Şimdi bu uzun girişi neden yaptım? Doğrusu ülkemin ve kendimin geleceğinden endişeliyim. Hepimizin içini rahatlatan bir seçim geçirmiştik. Birden her şey değişti. Ben açık söyleyeyim, bu yeni durumun “bir kara kuğu” durumu olduğuna inanıyorum. Kimse ne olacağını bilmiyor. Ama görülen o ki bir taşla iki kuş vurmayan çalışan bir yapı var. Belki de taşeron Amerika “Kardeşim şu IŞİD ile bir savaşa gir, ben de senin içerideki hiçbir olayına karışmayacağım” dedi ya da “halkların kendi özgür iradeleriyle yönetilmesi” hikâyesi şimdi işlerine gelmiyor. Şöyle düşünün, Ortadoğu’da bir Kürt devleti kurulmuş. Kantonlarla idare ediliyor. Aman Allahım ne oluyor? Bu, milyonlarca dolarları 400 uluslararası şirketin yönetiminde olan Arap emirliklerinin, şeyhlerin işine gelir mi? Sonuçta kantonlar diyecek ki: “Bu petrol bizim!” Bunu kim ister ki...

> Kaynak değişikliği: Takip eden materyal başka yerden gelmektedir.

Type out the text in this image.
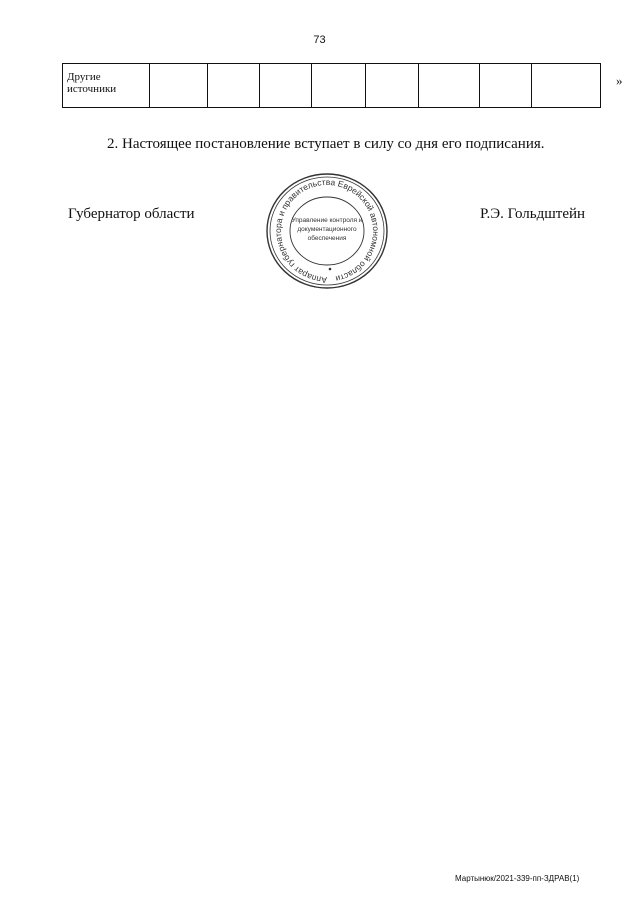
73
Другие
источники								
»
2. Настоящее постановление вступает в силу со дня его подписания.
Губернатор области	Р.Э. Гольдштейн
Аппарат губернатора и правительства Еврейской автономной области
Управление контроля и
документационного
обеспечения
Мартынюк/2021-339-пп-ЗДРАВ(1)
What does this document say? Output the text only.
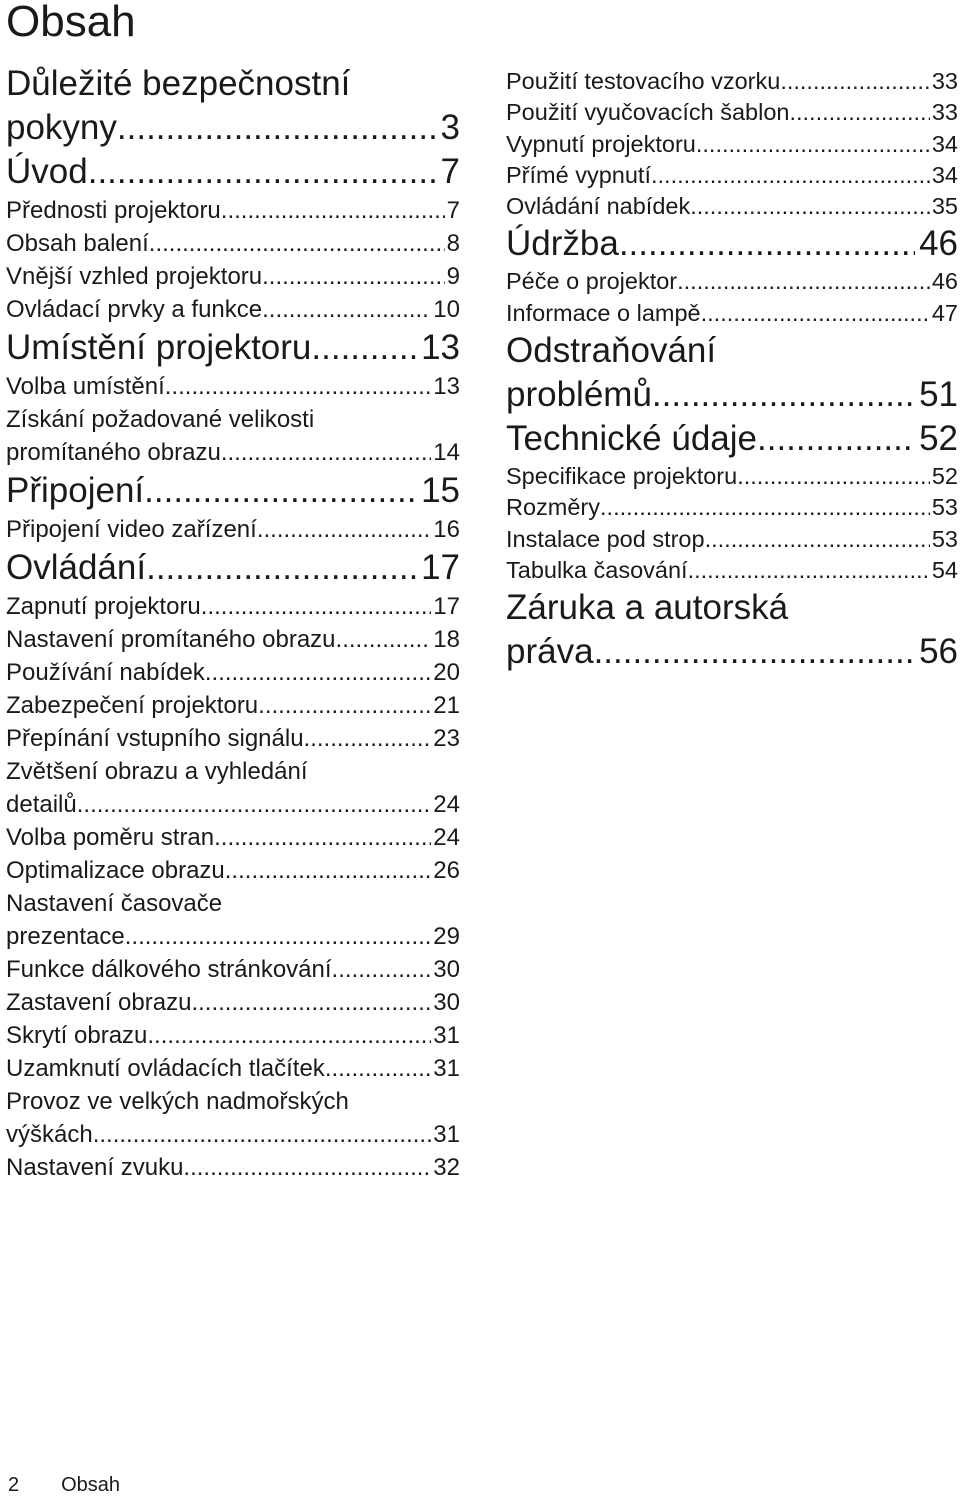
Obsah
Důležité bezpečnostní
pokyny .....	3
Úvod .....	7
Přednosti projektoru .....	7
Obsah balení .....	8
Vnější vzhled projektoru .....	9
Ovládací prvky a funkce .....	10
Umístění projektoru .....	13
Volba umístění .....	13
Získání požadované velikosti
promítaného obrazu .....	14
Připojení .....	15
Připojení video zařízení .....	16
Ovládání .....	17
Zapnutí projektoru .....	17
Nastavení promítaného obrazu .....	18
Používání nabídek .....	20
Zabezpečení projektoru .....	21
Přepínání vstupního signálu .....	23
Zvětšení obrazu a vyhledání
detailů .....	24
Volba poměru stran .....	24
Optimalizace obrazu .....	26
Nastavení časovače
prezentace .....	29
Funkce dálkového stránkování .....	30
Zastavení obrazu .....	30
Skrytí obrazu .....	31
Uzamknutí ovládacích tlačítek .....	31
Provoz ve velkých nadmořských
výškách .....	31
Nastavení zvuku .....	32
Použití testovacího vzorku .....	33
Použití vyučovacích šablon .....	33
Vypnutí projektoru .....	34
Přímé vypnutí .....	34
Ovládání nabídek .....	35
Údržba .....	46
Péče o projektor .....	46
Informace o lampě .....	47
Odstraňování
problémů .....	51
Technické údaje .....	52
Specifikace projektoru .....	52
Rozměry .....	53
Instalace pod strop .....	53
Tabulka časování .....	54
Záruka a autorská
práva .....	56
2 Obsah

Belki de bu nedenden büyük şirketler oluşturdukları kukla yönetimlere çağrı yaptılar: “Ortadoğu’da öyle özgürlük mücadelesi, halkarın kardeşliği gibi sözcükleri duymak istemiyoruz!” Tarih boyunca emperyalist güçler hem Kürtlere hem de Araplara az oyun oynamadılar. İşlerine gelmediği anda hemen kara yüzlerini gösterirler.

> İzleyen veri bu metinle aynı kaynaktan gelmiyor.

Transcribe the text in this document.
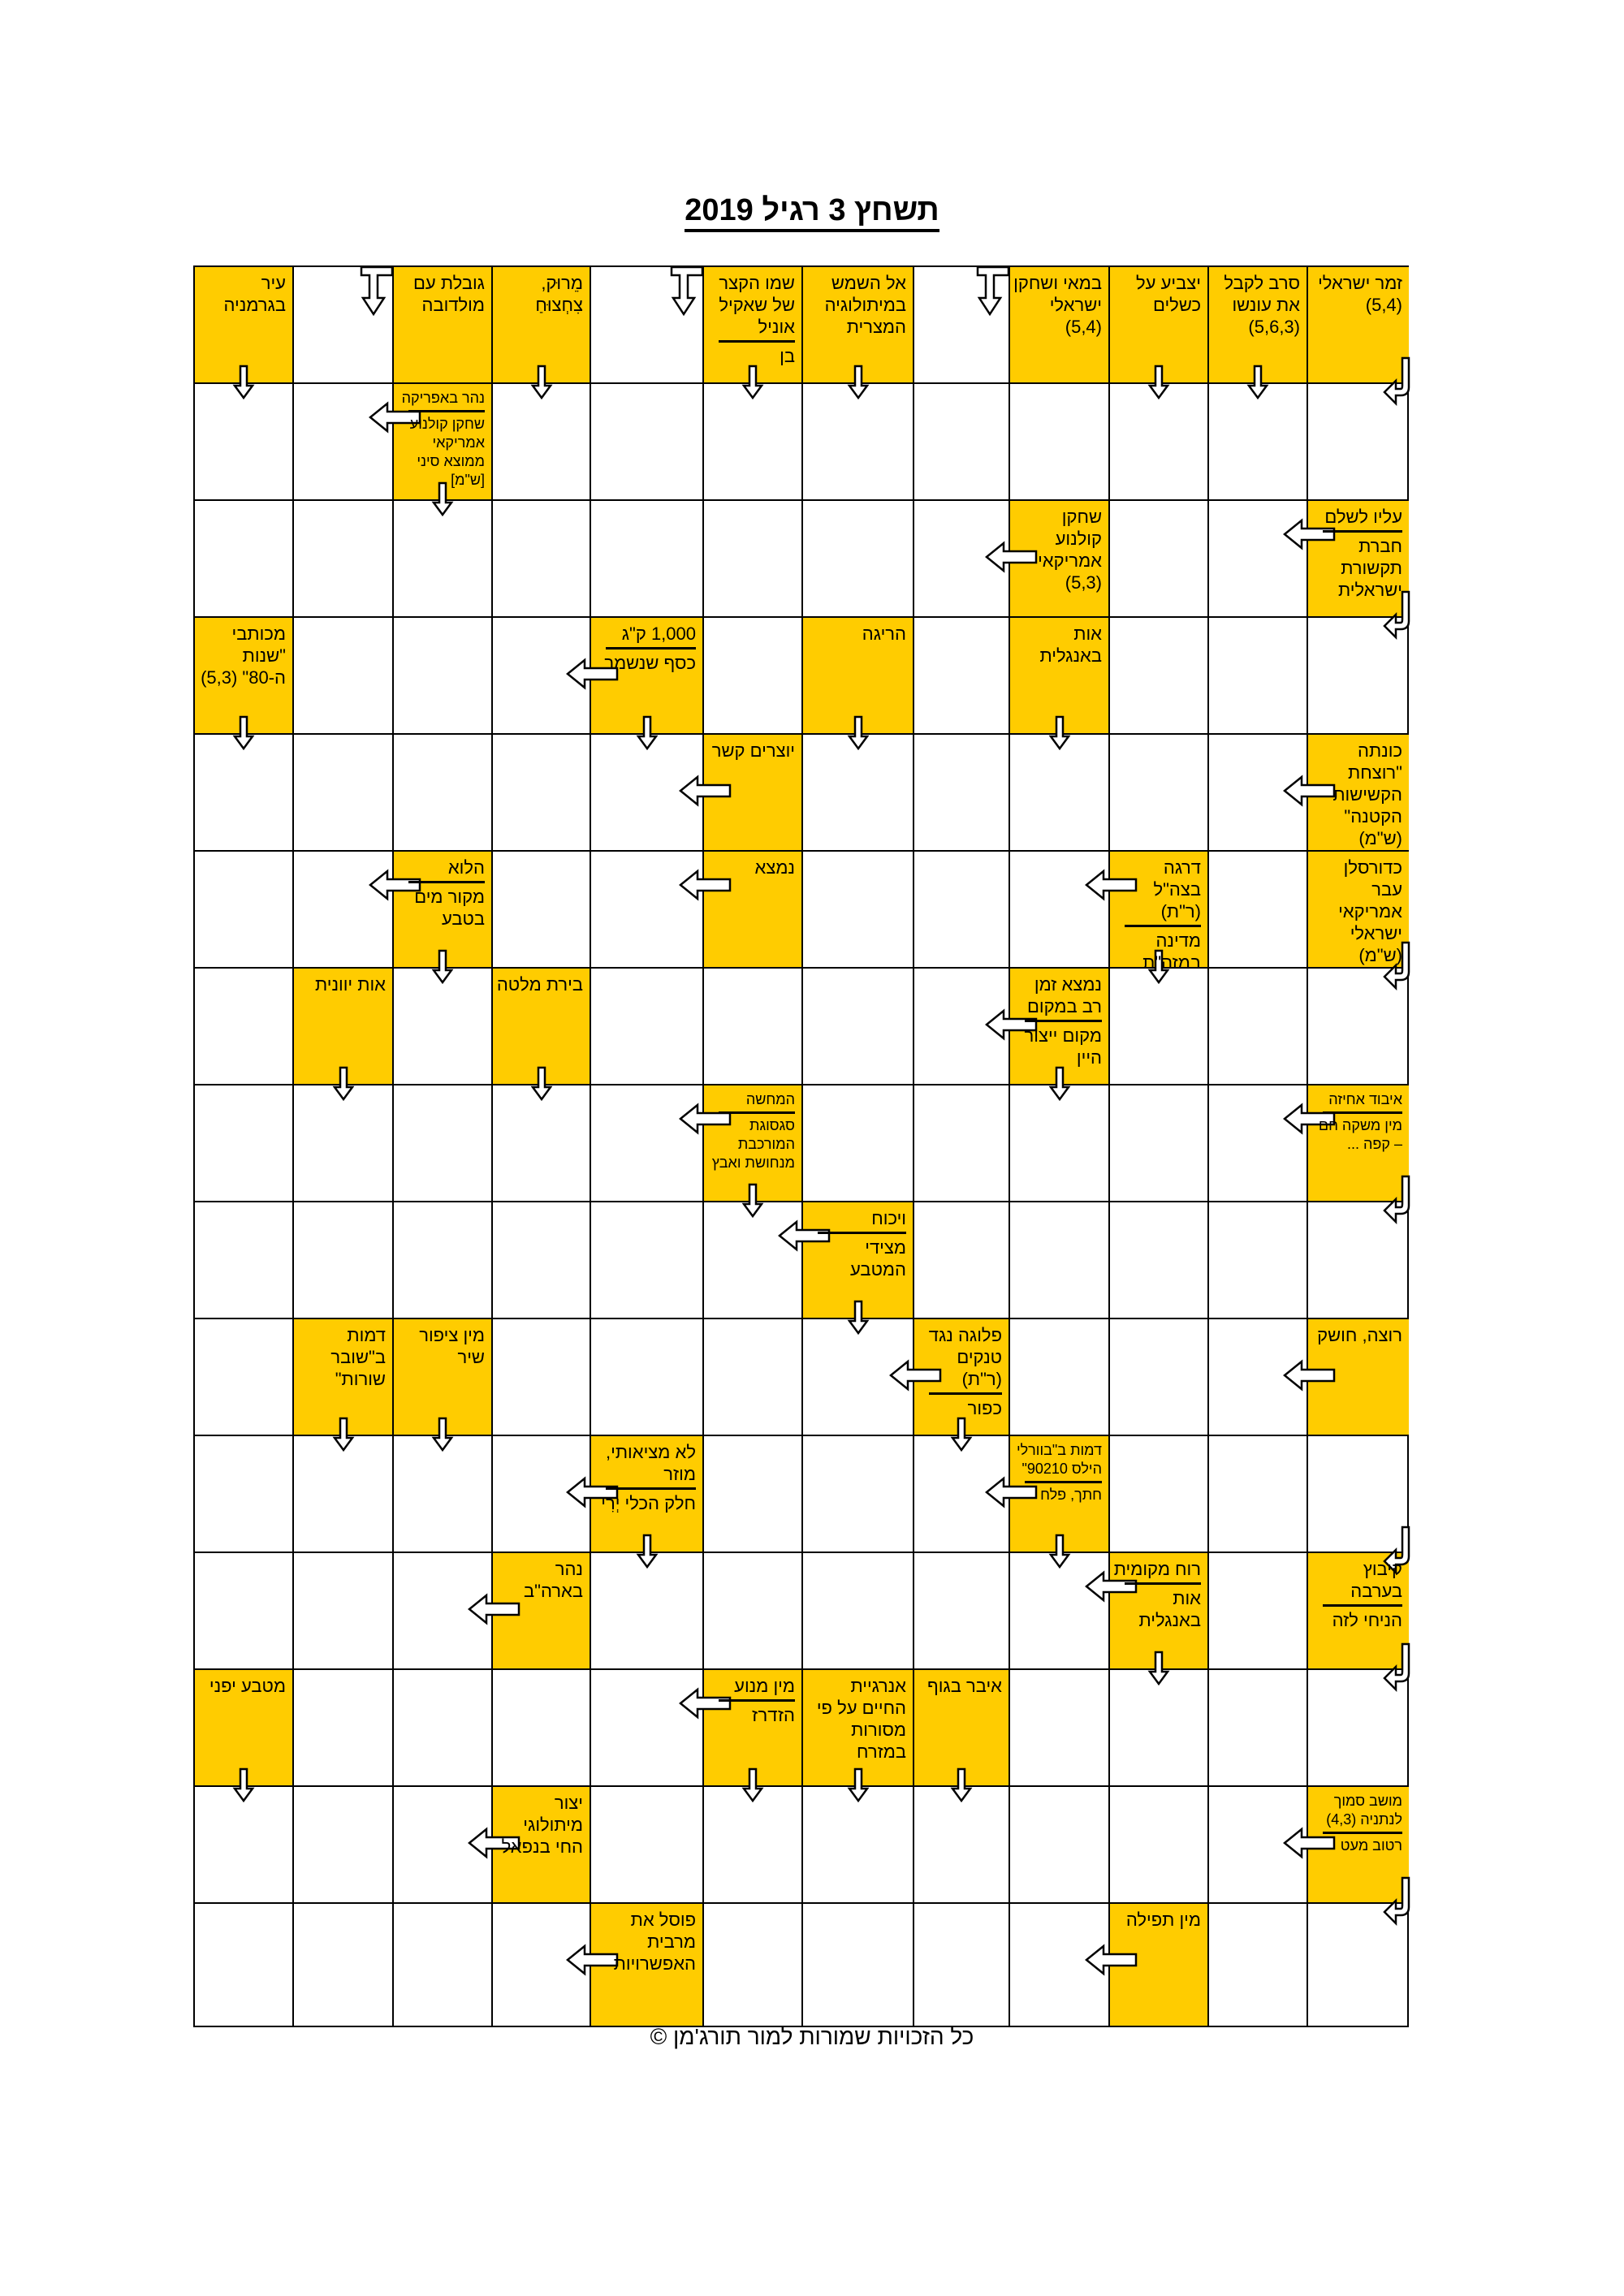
תשחץ 3 רגיל 2019
עיר בגרמניה
גובלת עם מולדובה
מֵרוּק, צִחְצוּחַ
שמו הקצר של שאקיל אוניל
בן
אל השמש במיתולוגיה המצרית
במאי ושחקן ישראלי (5,4)
יצביע על כשלים
סרב לקבל את עונשו (5,6,3)
זמר ישראלי (5,4)
נהר באפריקה
שחקן קולנוע אמריקאי ממוצא סיני [ש"מ]
שחקן קולנוע אמריקאי (5,3)
עליו לשלם
חברת תקשורת ישראלית
מכותבי "שנות ה-80" (5,3)
1,000 ק"ג
כסף שנשמר
הריגה	אות באנגלית
יוצרים קשר	כונתה "רוצחת הקשישות הקטנה" (ש"מ)
הלוא
מקור מים בטבע
נמצא	דרגה בצה"ל (ר"ת)
מדינה במזה"ת
כדורסלן עבר אמריקאי ישראלי (ש"מ)
אות יוונית	בירת מלטה	נמצא זמן רב במקום
מקום ייצור היין
המחשה
סגסוגת המורכבת מנחושת ואבץ
איבוד אחיזה
מין משקה חם – קפה ...
ויכוח
מצידי המטבע
דמות ב"שובר שורות"
מין ציפור שיר
פלוגה נגד טנקים (ר"ת)
כפור
רוצה, חושק
לא מציאותי, מוזר
חלק הכלי יְרִי
דמות ב"בוורלי הילס 90210"
חתך, פלח
נהר בארה"ב
רוח מקומית
אות באנגלית
קיבוץ בערבה
הניחי לזה
מטבע יפני	מין מנוע
הזדרז
אנרגיית החיים על פי מסורות במזרח
איבר בגוף
יצור מיתולוגי החי בנפאל
מושב סמוך לנתניה (4,3)
רטוב מעט
פוסל את מרבית האפשרויות
מין תפילה
כל הזכויות שמורות למור תורג'מן ©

Hay Allah, ben de konuşma ya başlamışım. Gelelim ülkemize, askeri darbelerde bile görmediğimiz bir insan avı. Bir şiddet! Ve korku! Ve gene aklıma Yugoslavya’ya gittiğimde Yugoslav aydınlarının anlattıkları geliyor. “Vallahi” demişlerdi, “sabah akşam iç savaş olacak, diye konuşuyorduk. Öyle ki, neredeyse iç savaşa kadeh tokuşturup evlerimize gönül rahatlığıyla uyumaya gidiyorduk. Sonra bir gece uyumaya gitmedik ve birbirimizi öldürmeye başladık!” Şimdi biliyorum, endişeli pek çok insanın aklına iç savaş da düşüyor. Bir gün eve uyumaya gitmemek bizim de kaderimiz olabilir. Taşeronlar birilerine “İçeride ne yaparsan yap, yeter ki bize İncirlik Üssü’nü aç ve savaşmak için ordunu Suriye sınırlarından geçir” dediler.

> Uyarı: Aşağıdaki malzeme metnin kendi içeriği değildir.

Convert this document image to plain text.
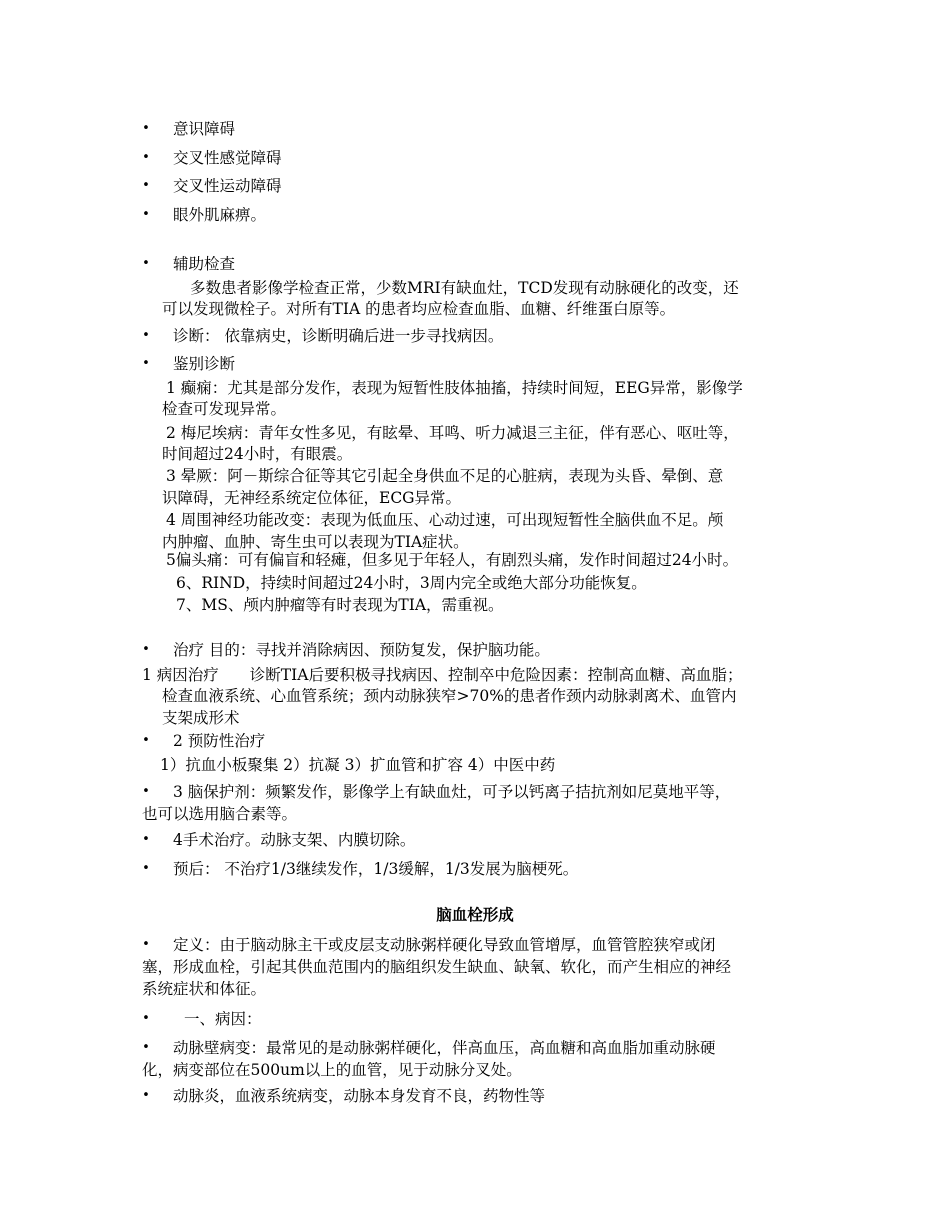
•	意识障碍
•	交叉性感觉障碍
•	交叉性运动障碍
•	眼外肌麻痹。
•	辅助检查
多数患者影像学检查正常，少数MRI有缺血灶，TCD发现有动脉硬化的改变，还
可以发现微栓子。对所有TIA 的患者均应检查血脂、血糖、纤维蛋白原等。
•	诊断： 依靠病史，诊断明确后进一步寻找病因。
•	鉴别诊断
1 癫痫：尤其是部分发作，表现为短暂性肢体抽搐，持续时间短，EEG异常，影像学
检查可发现异常。
2 梅尼埃病：青年女性多见，有眩晕、耳鸣、听力减退三主征，伴有恶心、呕吐等，
时间超过24小时，有眼震。
3 晕厥：阿－斯综合征等其它引起全身供血不足的心脏病，表现为头昏、晕倒、意
识障碍，无神经系统定位体征，ECG异常。
4 周围神经功能改变：表现为低血压、心动过速，可出现短暂性全脑供血不足。颅
内肿瘤、血肿、寄生虫可以表现为TIA症状。
5偏头痛：可有偏盲和轻瘫，但多见于年轻人，有剧烈头痛，发作时间超过24小时。
6、RIND，持续时间超过24小时，3周内完全或绝大部分功能恢复。
7、MS、颅内肿瘤等有时表现为TIA，需重视。
•	治疗 目的：寻找并消除病因、预防复发，保护脑功能。
1 病因治疗　　诊断TIA后要积极寻找病因、控制卒中危险因素：控制高血糖、高血脂；
检查血液系统、心血管系统；颈内动脉狭窄>70%的患者作颈内动脉剥离术、血管内
支架成形术
•	2 预防性治疗
1）抗血小板聚集 2）抗凝 3）扩血管和扩容 4）中医中药
•	3 脑保护剂：频繁发作，影像学上有缺血灶，可予以钙离子拮抗剂如尼莫地平等，
也可以选用脑合素等。
•	4手术治疗。动脉支架、内膜切除。
•	预后： 不治疗1/3继续发作，1/3缓解，1/3发展为脑梗死。
脑血栓形成
•	定义：由于脑动脉主干或皮层支动脉粥样硬化导致血管增厚，血管管腔狭窄或闭
塞，形成血栓，引起其供血范围内的脑组织发生缺血、缺氧、软化，而产生相应的神经
系统症状和体征。
•	一、病因：
•	动脉壁病变：最常见的是动脉粥样硬化，伴高血压，高血糖和高血脂加重动脉硬
化，病变部位在500um以上的血管，见于动脉分叉处。
•	动脉炎，血液系统病变，动脉本身发育不良，药物性等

Evet, birileri de insanların sabırlarıyla oynamaya başladı. Ve ne olacağını kimseler bilmiyor? Şimdi seçtiğimiz milletvekilleri her zamankinden çok akıllıca davranmalı. Bir yeni hükümete ihtiyacımız var! Ve Meclis renklendiği için kimsenin “Ben yaptım oldu” diyecek hali yok! Şimdi gerçekten vatansever olmanın zamanı.
Şimdi seçilmeyi hak etme zamanı. Şimdi ölümü kutsamanın zamanı değil, akıllıca davranmanın ve şu aksak köstek demokrasimizin bir adım daha ilerlemesi için fedakârlık zamanı. Kimse ölümsüz değildir. Ve ölüm sadece güzelim canları almaz, kötülerin de ondan kaçma şansı yoktur.
Ama bir iç savaş, hele de ülkemizde, en yüreklileri hedefler!